2. Murad’ın emriyle 1423-1437 arasında bir Selçuklu tarihi yazarak Osmanlıları yakın Anadolu Türk-İslâm geçmişine bağlayan Yazıcızâde Ali, onların Oğuzların Kayı boyundan geldiğini ve Selçuklularla “uzaktan” akraba olduklarını söyler. Orhan Gazi’nin imamı Yahşi Fakih’ten faydalanarak 1476-1481 arasında yazan Âşıkpaşazâde ise Osman, Ertuğrul, Süleyman Şah, Kaya Alp, Kızıl Boğa diye uzayan ve Nuh oğlu Yafes’e kadar çıkan çoğu kurgusal bir kütük verir.

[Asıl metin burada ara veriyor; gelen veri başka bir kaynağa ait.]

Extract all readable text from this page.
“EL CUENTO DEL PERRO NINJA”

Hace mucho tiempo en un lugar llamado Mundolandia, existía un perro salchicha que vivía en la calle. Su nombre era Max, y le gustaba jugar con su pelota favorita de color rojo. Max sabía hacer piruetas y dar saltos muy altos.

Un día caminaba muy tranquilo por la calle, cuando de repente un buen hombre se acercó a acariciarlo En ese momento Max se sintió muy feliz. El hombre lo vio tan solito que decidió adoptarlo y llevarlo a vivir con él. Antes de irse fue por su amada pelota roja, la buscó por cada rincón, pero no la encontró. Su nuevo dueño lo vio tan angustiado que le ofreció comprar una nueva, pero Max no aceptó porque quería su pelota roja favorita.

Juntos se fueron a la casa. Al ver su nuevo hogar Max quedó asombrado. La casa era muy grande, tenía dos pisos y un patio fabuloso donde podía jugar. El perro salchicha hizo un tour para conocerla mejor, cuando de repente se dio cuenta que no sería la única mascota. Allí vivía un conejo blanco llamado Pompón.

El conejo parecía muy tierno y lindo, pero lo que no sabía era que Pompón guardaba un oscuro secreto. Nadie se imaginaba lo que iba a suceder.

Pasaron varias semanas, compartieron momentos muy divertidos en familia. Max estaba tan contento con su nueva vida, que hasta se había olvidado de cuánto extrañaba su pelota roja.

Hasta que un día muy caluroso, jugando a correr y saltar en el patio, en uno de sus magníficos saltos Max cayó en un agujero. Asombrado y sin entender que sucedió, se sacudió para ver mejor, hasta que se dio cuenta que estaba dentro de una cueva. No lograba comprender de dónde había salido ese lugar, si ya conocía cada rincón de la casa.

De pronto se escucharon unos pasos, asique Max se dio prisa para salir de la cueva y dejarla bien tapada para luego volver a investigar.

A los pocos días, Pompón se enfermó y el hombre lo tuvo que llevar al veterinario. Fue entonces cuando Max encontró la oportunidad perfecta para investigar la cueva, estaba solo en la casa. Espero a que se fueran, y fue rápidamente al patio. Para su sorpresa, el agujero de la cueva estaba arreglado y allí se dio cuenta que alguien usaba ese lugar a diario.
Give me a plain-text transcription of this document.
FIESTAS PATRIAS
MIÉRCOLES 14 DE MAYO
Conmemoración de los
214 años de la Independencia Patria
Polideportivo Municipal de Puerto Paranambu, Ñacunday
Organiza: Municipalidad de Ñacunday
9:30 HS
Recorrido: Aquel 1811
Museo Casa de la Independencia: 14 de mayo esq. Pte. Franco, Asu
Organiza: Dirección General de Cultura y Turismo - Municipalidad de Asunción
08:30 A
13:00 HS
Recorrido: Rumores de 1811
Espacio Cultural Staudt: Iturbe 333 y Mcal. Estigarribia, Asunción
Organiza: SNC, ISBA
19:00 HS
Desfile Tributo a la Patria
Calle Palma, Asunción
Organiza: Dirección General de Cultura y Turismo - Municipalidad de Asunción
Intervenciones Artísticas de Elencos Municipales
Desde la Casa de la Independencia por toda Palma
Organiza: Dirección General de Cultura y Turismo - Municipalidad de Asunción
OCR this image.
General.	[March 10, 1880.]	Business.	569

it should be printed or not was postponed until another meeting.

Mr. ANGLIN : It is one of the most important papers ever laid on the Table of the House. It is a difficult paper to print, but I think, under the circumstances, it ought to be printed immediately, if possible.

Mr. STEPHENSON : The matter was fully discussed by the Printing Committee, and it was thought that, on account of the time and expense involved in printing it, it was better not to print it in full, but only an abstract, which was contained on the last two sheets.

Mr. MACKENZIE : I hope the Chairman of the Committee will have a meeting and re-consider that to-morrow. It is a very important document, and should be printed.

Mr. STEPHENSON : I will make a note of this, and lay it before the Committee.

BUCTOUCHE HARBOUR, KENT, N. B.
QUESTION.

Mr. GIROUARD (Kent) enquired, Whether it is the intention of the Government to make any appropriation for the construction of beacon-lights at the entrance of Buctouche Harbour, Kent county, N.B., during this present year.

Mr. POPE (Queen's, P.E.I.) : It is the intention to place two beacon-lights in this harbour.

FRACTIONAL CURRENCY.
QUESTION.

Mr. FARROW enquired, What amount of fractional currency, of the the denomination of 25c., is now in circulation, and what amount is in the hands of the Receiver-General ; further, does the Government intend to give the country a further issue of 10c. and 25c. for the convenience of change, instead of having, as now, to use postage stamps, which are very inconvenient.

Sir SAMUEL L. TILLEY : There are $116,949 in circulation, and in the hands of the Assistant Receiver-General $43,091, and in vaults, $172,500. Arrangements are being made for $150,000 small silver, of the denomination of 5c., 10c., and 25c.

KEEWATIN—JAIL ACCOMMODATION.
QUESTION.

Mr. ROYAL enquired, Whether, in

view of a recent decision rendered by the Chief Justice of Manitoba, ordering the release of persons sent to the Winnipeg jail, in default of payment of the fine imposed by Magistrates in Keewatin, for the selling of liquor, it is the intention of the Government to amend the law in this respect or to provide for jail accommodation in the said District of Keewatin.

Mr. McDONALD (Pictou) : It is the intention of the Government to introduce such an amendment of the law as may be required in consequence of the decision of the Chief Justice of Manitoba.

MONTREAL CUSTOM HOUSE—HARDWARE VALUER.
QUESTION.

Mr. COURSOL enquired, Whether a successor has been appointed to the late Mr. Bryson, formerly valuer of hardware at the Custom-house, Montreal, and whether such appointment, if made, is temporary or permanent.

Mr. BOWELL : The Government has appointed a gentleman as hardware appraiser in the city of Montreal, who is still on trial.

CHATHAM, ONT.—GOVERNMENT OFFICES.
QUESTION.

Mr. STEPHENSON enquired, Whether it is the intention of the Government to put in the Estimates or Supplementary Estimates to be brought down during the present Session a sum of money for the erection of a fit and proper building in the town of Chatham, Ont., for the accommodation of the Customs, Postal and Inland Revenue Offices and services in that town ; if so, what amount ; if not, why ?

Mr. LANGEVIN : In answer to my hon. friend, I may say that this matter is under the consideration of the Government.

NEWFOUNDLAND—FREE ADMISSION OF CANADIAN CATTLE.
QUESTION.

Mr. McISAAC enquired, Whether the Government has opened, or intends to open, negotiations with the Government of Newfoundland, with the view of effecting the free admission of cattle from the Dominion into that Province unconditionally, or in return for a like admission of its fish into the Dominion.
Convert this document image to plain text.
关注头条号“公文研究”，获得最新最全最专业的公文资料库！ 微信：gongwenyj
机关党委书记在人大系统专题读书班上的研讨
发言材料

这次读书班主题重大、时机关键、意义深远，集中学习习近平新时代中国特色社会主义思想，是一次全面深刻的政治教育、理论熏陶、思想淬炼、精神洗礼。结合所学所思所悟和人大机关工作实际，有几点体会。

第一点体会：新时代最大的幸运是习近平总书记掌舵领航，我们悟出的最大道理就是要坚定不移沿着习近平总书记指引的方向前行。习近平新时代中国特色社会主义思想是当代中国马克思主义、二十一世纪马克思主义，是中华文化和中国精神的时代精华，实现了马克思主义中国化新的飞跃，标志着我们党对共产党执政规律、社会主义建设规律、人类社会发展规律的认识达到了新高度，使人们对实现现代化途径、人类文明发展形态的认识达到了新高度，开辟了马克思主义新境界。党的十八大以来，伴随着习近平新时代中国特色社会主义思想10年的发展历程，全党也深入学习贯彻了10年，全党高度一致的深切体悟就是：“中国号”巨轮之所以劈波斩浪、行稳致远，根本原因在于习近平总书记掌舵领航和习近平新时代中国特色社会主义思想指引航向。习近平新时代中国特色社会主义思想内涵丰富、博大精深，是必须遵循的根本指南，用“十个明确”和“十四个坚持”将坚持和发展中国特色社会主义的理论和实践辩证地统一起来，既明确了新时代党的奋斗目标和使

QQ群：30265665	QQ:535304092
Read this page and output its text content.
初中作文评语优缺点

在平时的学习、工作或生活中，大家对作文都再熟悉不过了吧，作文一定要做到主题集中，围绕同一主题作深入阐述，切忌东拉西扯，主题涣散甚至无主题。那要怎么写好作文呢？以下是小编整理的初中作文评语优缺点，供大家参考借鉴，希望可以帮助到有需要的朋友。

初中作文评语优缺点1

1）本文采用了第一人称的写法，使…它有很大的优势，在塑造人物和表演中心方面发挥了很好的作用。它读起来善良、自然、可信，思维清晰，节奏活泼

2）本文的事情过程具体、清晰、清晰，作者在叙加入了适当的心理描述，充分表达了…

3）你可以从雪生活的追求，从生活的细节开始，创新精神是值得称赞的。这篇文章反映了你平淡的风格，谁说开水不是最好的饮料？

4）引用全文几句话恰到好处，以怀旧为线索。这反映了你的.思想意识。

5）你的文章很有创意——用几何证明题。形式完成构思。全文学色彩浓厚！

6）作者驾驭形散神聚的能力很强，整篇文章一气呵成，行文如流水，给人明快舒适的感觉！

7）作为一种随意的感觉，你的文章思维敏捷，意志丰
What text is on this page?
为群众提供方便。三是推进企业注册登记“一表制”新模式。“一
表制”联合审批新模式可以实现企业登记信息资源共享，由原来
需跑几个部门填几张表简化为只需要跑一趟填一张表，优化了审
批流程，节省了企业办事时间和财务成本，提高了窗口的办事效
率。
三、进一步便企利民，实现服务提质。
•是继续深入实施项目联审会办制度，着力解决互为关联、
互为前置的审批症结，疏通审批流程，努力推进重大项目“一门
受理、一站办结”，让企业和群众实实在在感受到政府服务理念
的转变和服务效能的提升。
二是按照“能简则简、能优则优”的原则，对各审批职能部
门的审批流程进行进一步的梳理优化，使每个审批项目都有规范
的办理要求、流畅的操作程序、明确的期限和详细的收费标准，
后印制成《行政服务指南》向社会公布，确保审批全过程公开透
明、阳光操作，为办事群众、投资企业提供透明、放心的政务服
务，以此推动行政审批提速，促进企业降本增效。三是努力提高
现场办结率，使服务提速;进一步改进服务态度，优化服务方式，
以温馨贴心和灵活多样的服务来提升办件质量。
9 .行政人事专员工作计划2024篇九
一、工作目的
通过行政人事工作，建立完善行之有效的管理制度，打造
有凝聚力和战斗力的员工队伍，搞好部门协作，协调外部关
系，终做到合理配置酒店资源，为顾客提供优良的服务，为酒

Hikayesi pek tutulmayan Şair Enverî ise 1465 tarihli Düsturnâme’sinde Moğolları çağrıştıran, Selçuklu ve Seyyidler soyuna bağlanan alaşım bir şecere verir: Osman, Ertuğrul, Gündüz Alp, Şahmelik, Süleyman, Gazan (İlhanlı Gazan Han?), Ermiş, Çalış (Kutalmış’ın kızını alır), Tuğrul, Kayı, Oğuz Süleyman (bir Selçuklu prensesiyle evlenir), Oğuz Turunç Hatun (Ayyaz b. Osman isimli seyyidle evlenir), Oğuz Tümen Han. 15. yüzyıldan Kemal isimli bir tarihçi ise Selâtinnâme adlı eserinde Ertuğrul’un 1. Alaeddin Keykubad’a “Selçuk Han senin de benim de dedemdi” dediğini söyletir.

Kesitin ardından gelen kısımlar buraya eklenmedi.